Third image is in a different league. Well observed, imaginative and creative, superimposing a sharp reflection on passing carriages that benefit from just the right amount of blur. The only improvement I'd make would be to tone down the extra-bright reflective strip immediately in front of the passenger's head. Great image, one for your panel maybe? ;)


8th November 2008, 10:25 AM
Just about to go out but wanted to thank everybody for thier replies.
I must admit I do like no.1 but I now see exactly what people mean about the 'solid' leg - interesting isnt it - I didnt see that before.

I have mixed feelings about the passing trains - sometimes I look at it and like it other times I am not sure - definitely one to go back to.

I love all the constructive crititique on this site - it is so helpful.

8th November 2008, 02:27 PM
Not sure if this was something more like your intentions,
By selection the incandecent whithe balance, you should get a better colour hue, and the longer exposures to upclose moving objects create move blur and saturation.

8th November 2008, 02:29 PM
Not sure if this was something more like your intentions,
By selection the incandecent whithe balance, you should get a better colour hue, and the longer exposures to upclose moving objects create move blur and saturation.

There is a certain 'freshness' in this image that Shirley's lacked.

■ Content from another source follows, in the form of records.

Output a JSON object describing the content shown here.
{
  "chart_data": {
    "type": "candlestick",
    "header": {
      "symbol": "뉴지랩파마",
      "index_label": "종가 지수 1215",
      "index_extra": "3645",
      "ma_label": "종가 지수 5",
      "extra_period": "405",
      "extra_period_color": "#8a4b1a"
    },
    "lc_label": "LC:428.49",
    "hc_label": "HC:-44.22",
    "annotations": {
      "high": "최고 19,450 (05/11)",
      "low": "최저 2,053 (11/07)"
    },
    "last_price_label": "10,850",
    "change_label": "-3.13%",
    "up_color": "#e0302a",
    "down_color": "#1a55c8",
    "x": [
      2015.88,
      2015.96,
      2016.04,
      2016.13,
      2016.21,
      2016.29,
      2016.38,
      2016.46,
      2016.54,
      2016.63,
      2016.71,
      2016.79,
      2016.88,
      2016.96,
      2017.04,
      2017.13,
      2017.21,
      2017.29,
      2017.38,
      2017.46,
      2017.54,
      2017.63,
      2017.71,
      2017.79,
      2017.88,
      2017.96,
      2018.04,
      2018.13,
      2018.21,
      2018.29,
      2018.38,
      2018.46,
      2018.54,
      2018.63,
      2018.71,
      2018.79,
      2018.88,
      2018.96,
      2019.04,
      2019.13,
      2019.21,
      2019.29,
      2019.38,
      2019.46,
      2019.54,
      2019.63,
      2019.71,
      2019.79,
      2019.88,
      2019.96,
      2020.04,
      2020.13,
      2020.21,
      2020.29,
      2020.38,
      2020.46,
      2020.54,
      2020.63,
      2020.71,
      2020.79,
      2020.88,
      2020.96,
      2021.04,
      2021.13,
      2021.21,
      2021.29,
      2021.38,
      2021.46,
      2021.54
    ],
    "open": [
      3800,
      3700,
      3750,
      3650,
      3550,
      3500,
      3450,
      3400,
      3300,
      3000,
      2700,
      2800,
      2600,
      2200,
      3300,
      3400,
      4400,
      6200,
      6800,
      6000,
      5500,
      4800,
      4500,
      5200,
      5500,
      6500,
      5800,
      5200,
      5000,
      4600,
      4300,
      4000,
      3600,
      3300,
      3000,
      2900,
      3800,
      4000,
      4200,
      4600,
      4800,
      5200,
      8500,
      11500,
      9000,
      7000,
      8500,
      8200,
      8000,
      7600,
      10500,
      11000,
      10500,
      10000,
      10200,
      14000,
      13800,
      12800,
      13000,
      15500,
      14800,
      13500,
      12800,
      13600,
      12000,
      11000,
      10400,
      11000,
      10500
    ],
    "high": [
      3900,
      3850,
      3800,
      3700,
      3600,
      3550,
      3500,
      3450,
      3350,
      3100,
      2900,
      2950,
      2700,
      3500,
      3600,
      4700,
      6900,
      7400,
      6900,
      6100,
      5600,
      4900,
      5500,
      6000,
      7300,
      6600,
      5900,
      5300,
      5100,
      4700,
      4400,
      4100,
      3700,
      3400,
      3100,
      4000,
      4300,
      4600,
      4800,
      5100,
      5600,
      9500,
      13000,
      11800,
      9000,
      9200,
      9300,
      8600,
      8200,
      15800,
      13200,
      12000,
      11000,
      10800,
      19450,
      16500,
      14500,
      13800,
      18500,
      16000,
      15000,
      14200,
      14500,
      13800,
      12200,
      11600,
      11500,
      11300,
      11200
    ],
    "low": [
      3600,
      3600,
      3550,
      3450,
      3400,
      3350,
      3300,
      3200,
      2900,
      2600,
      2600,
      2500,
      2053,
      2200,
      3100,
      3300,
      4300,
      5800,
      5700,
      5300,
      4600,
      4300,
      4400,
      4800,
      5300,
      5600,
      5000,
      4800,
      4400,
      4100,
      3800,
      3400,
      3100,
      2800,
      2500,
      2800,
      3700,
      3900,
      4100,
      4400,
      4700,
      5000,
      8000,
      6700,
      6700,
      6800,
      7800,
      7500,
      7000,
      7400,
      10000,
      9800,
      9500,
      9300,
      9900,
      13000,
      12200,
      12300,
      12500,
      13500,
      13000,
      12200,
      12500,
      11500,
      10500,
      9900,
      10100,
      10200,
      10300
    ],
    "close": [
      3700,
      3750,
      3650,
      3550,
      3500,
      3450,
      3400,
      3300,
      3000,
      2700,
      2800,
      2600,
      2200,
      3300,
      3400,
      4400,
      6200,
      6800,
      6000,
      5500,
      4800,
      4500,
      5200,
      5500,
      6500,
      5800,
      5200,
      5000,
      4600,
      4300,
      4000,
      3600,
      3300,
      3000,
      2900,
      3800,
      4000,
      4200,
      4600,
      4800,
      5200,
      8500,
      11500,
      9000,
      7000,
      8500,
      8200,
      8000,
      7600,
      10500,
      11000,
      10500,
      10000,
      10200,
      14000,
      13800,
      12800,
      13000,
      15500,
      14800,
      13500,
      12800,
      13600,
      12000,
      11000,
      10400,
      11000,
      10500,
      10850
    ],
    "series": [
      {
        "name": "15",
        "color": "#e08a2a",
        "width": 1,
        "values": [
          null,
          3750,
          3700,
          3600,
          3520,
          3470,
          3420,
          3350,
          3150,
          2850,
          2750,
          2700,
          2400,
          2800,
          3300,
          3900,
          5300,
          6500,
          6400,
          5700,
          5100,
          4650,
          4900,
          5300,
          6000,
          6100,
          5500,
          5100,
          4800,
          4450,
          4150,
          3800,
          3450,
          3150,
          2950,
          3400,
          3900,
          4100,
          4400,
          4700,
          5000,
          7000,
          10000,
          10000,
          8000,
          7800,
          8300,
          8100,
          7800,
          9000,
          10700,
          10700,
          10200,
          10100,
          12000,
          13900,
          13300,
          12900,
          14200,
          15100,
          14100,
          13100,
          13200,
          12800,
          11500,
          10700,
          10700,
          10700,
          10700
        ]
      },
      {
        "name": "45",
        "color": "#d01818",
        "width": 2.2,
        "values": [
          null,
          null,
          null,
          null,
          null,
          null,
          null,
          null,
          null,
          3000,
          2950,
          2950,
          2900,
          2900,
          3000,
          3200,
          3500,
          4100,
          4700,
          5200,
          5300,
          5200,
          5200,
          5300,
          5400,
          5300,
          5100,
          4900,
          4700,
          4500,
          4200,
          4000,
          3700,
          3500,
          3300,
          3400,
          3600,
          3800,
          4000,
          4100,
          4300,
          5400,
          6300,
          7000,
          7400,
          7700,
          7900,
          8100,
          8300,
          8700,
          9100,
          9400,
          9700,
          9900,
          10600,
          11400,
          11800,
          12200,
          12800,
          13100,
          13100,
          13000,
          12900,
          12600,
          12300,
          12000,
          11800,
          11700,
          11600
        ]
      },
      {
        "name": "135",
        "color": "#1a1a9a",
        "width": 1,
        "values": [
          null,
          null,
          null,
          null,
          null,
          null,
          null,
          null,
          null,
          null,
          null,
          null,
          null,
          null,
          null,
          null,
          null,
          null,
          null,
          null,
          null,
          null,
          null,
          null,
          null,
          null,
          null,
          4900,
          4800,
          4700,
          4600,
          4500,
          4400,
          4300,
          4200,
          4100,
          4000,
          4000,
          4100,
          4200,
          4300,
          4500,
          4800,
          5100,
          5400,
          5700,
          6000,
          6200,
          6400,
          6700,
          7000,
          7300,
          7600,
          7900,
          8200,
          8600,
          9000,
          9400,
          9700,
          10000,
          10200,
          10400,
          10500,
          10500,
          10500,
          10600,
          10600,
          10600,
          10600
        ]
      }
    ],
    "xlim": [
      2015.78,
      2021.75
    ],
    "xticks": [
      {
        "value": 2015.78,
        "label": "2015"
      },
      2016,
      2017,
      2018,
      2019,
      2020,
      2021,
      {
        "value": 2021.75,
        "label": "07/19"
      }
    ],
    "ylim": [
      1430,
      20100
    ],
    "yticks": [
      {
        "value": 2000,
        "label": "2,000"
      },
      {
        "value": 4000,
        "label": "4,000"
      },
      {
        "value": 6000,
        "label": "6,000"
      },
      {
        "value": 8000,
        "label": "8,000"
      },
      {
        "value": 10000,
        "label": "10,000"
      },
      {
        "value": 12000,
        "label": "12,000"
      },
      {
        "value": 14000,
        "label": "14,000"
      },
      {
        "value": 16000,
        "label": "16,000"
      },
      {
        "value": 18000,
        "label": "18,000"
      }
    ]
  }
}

It's more crisp.

But full marks to Shirley for trying new things!


8th November 2008, 02:53 PM
Having had a closer look at exif, looks like the only difference is I've used a shorter length lens and been closer to the subject in motion, something to try for future maybe.

8th November 2008, 05:18 PM
Thanks for posting your image Photonutter. Not sure if yours was dawn or dusk, mine was dawn!!! Surely it was worth getting up for:eek:

Anyway went back to the RAW files, the first one was cropped so I thought I would post the uncropped version and blur the solid leg, any further thoughts appreciated.


This one was taken at the same time without any people.


Nick Temple-Fry
8th November 2008, 05:58 PM
I like the first one - the motion has started to happen and the lady no longer looks to be held in place by her feet, or dragged back by the trolley. Maybe a slight crop to the lhs just to remove the inside of the circle which doesn't feel to be a strong shape.

Without the motion - I'm not sure where the picture wants me to look.


8th November 2008, 06:10 PM
Thats interesting Nick, I have been taught that you should always give a moving person/animal somewhere to go in the frame, if I crop lhs wouldnt it look as though the person is moving out of the frame?
On the first one I uploaded I cloned the edge of the fountain out.

Nick Temple-Fry
8th November 2008, 06:23 PM
I only meant to the inside (lhs of the picture) of the circle, so you would still have the raised top and the outside of the curve (which I like).

The crop line would run up so it went through the top rhs edge of the stairs and along the lhs edge of the building with the van in front.

Of course the inside of the circle is on the outside of the picture:confused:


8th November 2008, 07:27 PM
Mine was taken at dusk, certainly not a morning person. :(
I must say I do prefer the first cropped version, and yes it may be a little tight in frame, but I think a wider crop leads to two other elements to distract. Firstly the bright overexposed portion to the right on the building, which could lead the eye astray, and secondly the curve of the fountain leading out of frame and away from the person.
My shot took 15 attempts after looking for the line of brickwork and lamp to lead the eye and wait for somebody to step on it. A bit of foreward thinking and luck can work well. If you watch people walk across an open square many will take the same path.

8th November 2008, 08:30 PM
I like both of these, Shirley, though I agree they are not as 'crisp'n'clear' as photonutter's shot. However, they have a rich, warm, 'streets paved with gold' look. I prefer the second one (the empty square) for the gold contrasting with the lighter, bluey sky, the flashes of red on the right and the illuminated cupola on the left add opulence to the scene IMO.

10th November 2008, 02:25 AM
Shirley, I'm not familiar with this type of shot, but like the second try with the woman and blurring the leg. It seems to make the image flow more. I really like the sky in the one without any people.